Dr. Liliana Kleiner is a visual artist, a Jungian therapist who specialises in analysing dreams and exploring female mythology. In her work and life she bridges cultures and continents, cuts boundaries and labels and brings a vision of global culture and the revival of female sanctity.
The story of Inanna
Dr. Kleiner’s remarkable works are dedicated in this exhibition to Inanna, the great Mesopotamian goddess. She is the goddess of love and war that has played a central role in the popular consciousness of most ancient peoples in the Middle East. Inanna later became known as Ishtar or Anat. Inanna’s stories were engraved on clay about 6,000 years ago, found in Iraq in the XX century and translated into both English and Hebrew. The stories were written before the Bible and the Koran at a crucial time in the history of civilization when the way of nomadic life was replaced by agricultural settlement. And so this spirituality of the nomadic matriarchal societies that lived in harmony and will be seen from nature has been destroyed by the takeover of patriarchal monotheism and the conquest of wild nature for human needs.

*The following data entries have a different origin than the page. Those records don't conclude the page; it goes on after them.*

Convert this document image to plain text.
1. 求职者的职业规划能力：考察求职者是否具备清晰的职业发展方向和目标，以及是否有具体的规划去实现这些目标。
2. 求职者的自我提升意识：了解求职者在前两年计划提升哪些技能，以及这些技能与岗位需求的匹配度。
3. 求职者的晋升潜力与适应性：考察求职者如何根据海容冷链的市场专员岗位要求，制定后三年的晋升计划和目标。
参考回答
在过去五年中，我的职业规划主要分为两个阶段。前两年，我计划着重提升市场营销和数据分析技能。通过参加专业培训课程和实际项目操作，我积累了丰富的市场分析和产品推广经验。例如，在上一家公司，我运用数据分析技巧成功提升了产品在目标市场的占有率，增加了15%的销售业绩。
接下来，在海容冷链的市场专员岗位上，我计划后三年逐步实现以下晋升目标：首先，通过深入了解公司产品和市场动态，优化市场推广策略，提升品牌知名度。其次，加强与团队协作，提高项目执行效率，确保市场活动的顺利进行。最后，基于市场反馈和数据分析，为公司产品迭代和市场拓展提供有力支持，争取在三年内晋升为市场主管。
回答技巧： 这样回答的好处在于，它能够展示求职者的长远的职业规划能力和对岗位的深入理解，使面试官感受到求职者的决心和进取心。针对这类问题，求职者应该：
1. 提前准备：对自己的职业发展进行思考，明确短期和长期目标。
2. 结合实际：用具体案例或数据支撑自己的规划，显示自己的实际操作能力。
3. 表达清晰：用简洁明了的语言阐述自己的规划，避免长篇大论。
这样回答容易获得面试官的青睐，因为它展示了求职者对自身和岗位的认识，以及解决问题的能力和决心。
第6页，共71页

Sacred femininity still exists in the wild, where the hand of man has not yet tamed and raped Mother Earth for his needs and exploitation. As we experience nature in its wild power and beauty, we are encouraged to bow to it in awe and to feel with deep humility that we are only a tiny part of the wondrous universe.
Inanna’s stories have the potential to inspire new forces in us. Ancient wisdom can touch feelings and insights buried deep in our collective subconscious for generations and inspire the self-exploration required for sustainable change from the root. Inanna’s path offers a way of internal, personal integration and participation of all life on Earth. Inanna brings healing to our wounded heart and opens new doors to perfection.
Dr. Kleiner has devoted a decade of her life to studying the miraculous image of the Mesopotamian goddess. She says the exhibition is dedicated to Inanna, who represents perfection before the patriarchal split was rooted, “a prostitute or a good woman”.
“I hope my works will evoke an unconscious place among women and remind them of a time when the female body was sacred and connected to nature, spirit and land and the woman belonged to herself and not to any man”.
Through her paintings, Kleiner tries to restore spirituality to the material and sensuality, strength and joy to the female body.